Между тем немцы были еще близко, хотя и несомненно отступали. Налаживалась и жизнь академии; клиника получила другое помещение в главном корпусе Обуховской больницы. Мой кабинет раньше был кабинет И. И. Грекова [123] , в нем лежал до и после операции по поводу желчнокаменной болезни Иван Петрович Павлов, оставив на память свой портрет с надписью. Вообще это здание было как бы символом старой петербургской медицины боткинского типа; в нем работал и один из учеников С. П. Боткина – Александр Афанасьевич Нечаев, прославленный врач; сын его Александр Александрович, добродушный доцент моей клиники, прибыл с нами в свою старую больницу, где он и жил всегда, с детства.
Энергичный Зиновий Моисеевич развернулся: в клинике удалось создать экспериментальную и биохимическую лабораторию. В короткий срок в дальнейшем были выполнены многочисленные работы и выпущено два сборника трудов кафедры (один из них в 1947 году – в честь двадцатипятилетия моей врачебной и научной работы).
Счастливое событие – капитуляцию Германии, окончание войны в Ленинграде – праздновали в майский солнечный день. Было тепло, ходили в летнем. Я с ребятами влился в ликующую толпу, которая несла нас по Невскому, к Неве, к военным кораблям, стоявшим у набережной.
Через несколько дней группа медиков Военно-морского флота, в том числе я, Триумфов, Засосов [124] и Зедгенидзе [125] , отправилась «по следам войны» – на базы Балтийского флота. В Либаве в лазарете для немецких военнопленных мы встретили злые, колючие взгляды. Такие же лица, еще более ненавидящие, мы встречали и в других подобных медицинских учреждениях.

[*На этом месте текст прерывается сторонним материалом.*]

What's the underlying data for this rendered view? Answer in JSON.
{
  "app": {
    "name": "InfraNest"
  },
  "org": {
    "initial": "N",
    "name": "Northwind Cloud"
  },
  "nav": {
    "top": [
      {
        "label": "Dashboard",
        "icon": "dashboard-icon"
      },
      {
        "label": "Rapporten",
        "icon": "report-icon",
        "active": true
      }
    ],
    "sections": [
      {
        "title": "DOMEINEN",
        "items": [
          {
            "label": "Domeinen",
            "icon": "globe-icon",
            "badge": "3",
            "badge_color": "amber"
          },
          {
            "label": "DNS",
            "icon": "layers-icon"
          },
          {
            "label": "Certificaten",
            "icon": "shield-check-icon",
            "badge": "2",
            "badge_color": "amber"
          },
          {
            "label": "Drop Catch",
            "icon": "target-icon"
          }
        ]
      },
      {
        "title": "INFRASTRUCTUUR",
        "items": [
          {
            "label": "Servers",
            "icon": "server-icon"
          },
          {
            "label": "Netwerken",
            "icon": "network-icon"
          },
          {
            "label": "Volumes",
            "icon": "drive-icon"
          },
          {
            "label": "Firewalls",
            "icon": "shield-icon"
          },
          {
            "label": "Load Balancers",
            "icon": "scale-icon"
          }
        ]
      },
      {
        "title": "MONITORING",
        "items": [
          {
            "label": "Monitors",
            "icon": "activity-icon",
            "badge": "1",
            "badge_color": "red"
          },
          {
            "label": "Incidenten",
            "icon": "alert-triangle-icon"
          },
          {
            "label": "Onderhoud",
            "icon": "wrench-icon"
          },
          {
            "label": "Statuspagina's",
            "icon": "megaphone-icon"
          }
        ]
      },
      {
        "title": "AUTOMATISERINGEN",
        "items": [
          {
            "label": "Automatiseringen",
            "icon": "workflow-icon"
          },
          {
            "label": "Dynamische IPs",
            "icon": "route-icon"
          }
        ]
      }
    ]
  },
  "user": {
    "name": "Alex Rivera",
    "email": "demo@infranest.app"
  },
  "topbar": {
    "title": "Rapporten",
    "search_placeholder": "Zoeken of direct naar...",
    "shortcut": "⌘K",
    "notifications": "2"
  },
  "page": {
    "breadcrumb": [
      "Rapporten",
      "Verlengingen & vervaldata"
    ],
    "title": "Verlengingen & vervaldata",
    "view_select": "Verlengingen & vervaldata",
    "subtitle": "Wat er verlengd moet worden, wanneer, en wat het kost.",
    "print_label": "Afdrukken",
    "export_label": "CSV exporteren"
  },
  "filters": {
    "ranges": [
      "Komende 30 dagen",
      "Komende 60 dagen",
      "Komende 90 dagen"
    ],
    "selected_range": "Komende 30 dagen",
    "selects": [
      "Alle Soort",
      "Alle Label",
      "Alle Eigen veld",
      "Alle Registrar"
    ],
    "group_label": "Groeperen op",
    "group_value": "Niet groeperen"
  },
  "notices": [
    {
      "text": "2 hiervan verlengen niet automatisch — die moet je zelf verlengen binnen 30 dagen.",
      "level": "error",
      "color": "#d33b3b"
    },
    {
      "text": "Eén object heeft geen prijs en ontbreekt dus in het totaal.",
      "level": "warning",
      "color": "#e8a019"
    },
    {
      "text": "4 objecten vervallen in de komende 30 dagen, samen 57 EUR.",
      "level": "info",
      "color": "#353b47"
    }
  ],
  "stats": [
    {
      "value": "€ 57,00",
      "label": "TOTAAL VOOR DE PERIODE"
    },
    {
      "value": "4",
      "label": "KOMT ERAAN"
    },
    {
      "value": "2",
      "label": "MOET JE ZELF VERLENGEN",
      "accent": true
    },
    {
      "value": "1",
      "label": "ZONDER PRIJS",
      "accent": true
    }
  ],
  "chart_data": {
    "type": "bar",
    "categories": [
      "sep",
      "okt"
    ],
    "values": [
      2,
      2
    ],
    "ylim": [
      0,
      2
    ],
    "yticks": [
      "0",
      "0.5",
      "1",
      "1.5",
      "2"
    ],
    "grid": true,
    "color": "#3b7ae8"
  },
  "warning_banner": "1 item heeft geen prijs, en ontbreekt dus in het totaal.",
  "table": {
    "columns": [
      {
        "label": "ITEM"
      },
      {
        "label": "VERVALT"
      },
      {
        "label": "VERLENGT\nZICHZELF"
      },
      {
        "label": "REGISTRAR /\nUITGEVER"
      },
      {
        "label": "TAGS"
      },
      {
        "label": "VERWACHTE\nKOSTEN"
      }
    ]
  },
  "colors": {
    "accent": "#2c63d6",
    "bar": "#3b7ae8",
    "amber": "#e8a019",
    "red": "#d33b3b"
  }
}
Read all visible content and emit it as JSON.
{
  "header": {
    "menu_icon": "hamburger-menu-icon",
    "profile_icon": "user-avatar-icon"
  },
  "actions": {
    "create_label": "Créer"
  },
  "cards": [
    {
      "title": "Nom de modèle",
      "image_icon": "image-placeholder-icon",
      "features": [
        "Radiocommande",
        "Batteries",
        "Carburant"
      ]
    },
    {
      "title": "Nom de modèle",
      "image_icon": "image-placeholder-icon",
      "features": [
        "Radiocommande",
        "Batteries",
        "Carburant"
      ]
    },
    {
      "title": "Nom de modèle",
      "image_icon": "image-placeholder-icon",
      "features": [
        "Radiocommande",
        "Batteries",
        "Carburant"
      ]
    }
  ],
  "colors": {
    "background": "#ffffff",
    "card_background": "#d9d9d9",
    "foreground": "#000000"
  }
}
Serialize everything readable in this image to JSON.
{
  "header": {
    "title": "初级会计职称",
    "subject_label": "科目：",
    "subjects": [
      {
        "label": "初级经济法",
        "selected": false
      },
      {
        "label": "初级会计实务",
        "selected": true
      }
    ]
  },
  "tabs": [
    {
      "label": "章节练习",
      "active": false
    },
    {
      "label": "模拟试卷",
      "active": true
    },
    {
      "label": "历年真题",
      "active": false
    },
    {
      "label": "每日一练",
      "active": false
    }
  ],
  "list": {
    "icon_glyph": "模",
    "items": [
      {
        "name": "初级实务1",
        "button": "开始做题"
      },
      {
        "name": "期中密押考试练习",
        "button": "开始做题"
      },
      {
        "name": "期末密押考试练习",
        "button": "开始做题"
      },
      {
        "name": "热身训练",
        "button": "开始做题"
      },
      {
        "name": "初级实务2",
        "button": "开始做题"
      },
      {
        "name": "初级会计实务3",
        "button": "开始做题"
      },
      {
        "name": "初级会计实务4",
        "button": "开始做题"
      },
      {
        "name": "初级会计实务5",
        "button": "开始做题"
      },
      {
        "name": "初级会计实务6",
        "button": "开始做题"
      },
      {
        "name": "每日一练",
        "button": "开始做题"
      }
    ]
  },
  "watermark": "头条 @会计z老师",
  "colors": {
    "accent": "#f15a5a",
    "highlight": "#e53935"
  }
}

Первый немецкий город – Мемель [126] – сохранил свой симпатичный германский вид, но дальше шла опустошенная Восточная Пруссия. Разбитые опустевшие фермы с красивыми черепичными крышами среди покинутых фруктовых садов, залитых бело-розовым цветением. Обсаженные яблоневыми или липовыми деревьями прямые дороги прерывались иногда разрушенными мостами, но казались нам (после бездорожья российской земли) символом европейской культуры. На этих аллеях иногда попадались группы людей – это немцы, покидавшие родные дома и поля и шедшие на запад, подальше от русских. Тут были старики в шляпах, нарядные дети, женщины, одетые как горожанки, как даже наши модницы; в детских колясочках они тащили свой скарб – то, что удалось в них сложить; поверх вещей они сажали малышей; так шли они дни, не оборачиваясь и не глядя на обгонявших их машинах русских.
Шофер нашей машины сказал однажды: «Эх, несчастные», но тут же стал вспоминать, как в начале войны толпы наших беженцев обстреливались немецкими самолетами. «Сколько было убито ни в чем не повинных людей! А эти, что ж, пусть прогуляются с колясочками, мы ведь их не трогаем». Действительно, наши наступающие части никого из гражданского населения не убивали.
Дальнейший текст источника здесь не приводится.